Tom Mandel died while being held by a woman that he loved and listening to Beethoven's Ode to Joy from the Ninth Symphony. At first, I thought it was a beautiful way to die. Then I felt that it was like the Net "mandel" loved and helped to grow, a thin thing, -- nice to contemplate but not really much good when you just sat still and looked at it. Poetic, but it didn't undo the sheer cold fact of his death. A fact which I do not approve of at all. Finally, I decided it was as good a way to die as any and better than most. So it will have to do.
But I don't really think about that time all that much now. Instead, I think about meeting him in the world for the first time.

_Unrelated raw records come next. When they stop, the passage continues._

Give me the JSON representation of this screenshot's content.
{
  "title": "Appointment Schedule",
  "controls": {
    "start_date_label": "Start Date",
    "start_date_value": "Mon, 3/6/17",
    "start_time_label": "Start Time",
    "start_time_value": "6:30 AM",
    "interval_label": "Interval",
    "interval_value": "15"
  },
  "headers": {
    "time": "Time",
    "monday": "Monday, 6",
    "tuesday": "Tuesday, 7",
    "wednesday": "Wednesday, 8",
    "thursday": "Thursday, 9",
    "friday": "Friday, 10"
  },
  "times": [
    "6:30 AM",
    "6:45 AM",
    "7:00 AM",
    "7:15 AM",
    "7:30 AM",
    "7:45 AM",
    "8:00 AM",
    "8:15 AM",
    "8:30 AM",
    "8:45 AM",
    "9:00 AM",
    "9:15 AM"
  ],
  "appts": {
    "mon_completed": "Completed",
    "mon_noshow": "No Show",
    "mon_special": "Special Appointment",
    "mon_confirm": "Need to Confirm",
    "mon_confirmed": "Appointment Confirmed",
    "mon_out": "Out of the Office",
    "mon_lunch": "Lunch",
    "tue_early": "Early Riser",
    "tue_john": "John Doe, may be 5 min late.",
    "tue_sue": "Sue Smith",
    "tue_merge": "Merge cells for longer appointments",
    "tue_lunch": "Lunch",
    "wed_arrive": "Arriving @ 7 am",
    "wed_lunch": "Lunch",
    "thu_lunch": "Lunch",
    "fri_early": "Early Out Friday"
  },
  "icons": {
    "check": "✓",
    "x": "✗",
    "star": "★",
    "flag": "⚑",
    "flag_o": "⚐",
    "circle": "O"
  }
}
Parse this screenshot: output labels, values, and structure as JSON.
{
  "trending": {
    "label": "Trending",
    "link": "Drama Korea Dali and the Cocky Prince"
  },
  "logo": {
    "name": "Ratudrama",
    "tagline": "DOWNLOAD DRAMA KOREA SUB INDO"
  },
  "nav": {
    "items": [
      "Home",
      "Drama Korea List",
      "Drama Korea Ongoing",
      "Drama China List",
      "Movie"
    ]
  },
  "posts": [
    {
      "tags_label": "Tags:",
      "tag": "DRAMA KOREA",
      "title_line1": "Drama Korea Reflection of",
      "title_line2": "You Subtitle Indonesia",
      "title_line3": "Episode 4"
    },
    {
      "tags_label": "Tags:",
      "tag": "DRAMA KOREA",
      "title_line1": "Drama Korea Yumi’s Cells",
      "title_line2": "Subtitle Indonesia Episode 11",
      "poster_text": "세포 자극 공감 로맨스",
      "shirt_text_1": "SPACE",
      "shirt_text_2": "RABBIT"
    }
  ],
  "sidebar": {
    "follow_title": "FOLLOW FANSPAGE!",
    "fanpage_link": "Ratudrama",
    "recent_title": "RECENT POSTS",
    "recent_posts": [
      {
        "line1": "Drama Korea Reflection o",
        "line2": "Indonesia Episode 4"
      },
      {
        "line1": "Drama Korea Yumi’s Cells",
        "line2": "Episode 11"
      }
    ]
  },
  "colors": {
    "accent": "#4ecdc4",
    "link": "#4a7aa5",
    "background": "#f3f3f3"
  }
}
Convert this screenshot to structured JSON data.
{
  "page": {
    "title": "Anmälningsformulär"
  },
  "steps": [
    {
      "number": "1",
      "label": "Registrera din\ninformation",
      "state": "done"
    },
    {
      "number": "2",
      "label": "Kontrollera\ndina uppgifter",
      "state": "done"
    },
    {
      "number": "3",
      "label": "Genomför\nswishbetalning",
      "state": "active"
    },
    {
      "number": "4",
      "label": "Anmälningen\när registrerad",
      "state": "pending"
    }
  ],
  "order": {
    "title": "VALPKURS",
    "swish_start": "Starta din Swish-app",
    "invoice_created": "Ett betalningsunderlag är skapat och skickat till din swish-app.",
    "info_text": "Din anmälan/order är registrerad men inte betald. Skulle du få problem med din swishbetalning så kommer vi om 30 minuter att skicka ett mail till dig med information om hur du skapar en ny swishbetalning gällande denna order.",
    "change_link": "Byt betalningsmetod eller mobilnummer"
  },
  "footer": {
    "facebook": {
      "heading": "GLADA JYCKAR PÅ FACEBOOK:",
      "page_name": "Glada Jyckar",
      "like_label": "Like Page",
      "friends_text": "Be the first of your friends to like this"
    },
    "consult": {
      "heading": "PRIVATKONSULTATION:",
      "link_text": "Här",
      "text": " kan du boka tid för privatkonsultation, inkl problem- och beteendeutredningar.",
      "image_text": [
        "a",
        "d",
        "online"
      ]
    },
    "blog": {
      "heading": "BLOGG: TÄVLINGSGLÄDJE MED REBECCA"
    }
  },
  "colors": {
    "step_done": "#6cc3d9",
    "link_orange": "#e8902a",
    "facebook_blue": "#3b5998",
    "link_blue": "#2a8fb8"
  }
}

I remember how much smaller he seemed than I had imagined him from his presence on the Net; how he seemed both tough and frail at the same time. I remember knocking back serious shots of single-malt. I remember late-night rambles through Manhattan and San Francisco. I remember his apartment piled high with drifts of books, papers, tapes, and monographs -- crowded with the endless subject matter that made up his mind.
And I think about the last time I spoke with him the week before he died. I apologized for not saying anything online in his "My Turn" topic; I didn't have any words for that subject. He understood that he said. I told him I'd see him somewhere a little further down the road. He understood that too. He said "I'm afraid to go there, but we all have to go. We have to be men."
And that's how we left it, Tom and I. I suppose I could always go online and somehow rejoin the Well and read any part of the hundreds of thousands of words "mandel" left there on any subject under the sun. I could go to Time Online and read the hundreds of testimonials to him in those conferences. But somehow I don't think I will. I no longer think of him as "mandel" -- like the Net he loved and helped build that's just too thin. I think of him now as Tom Mandel, the first friend I ever made before I met him.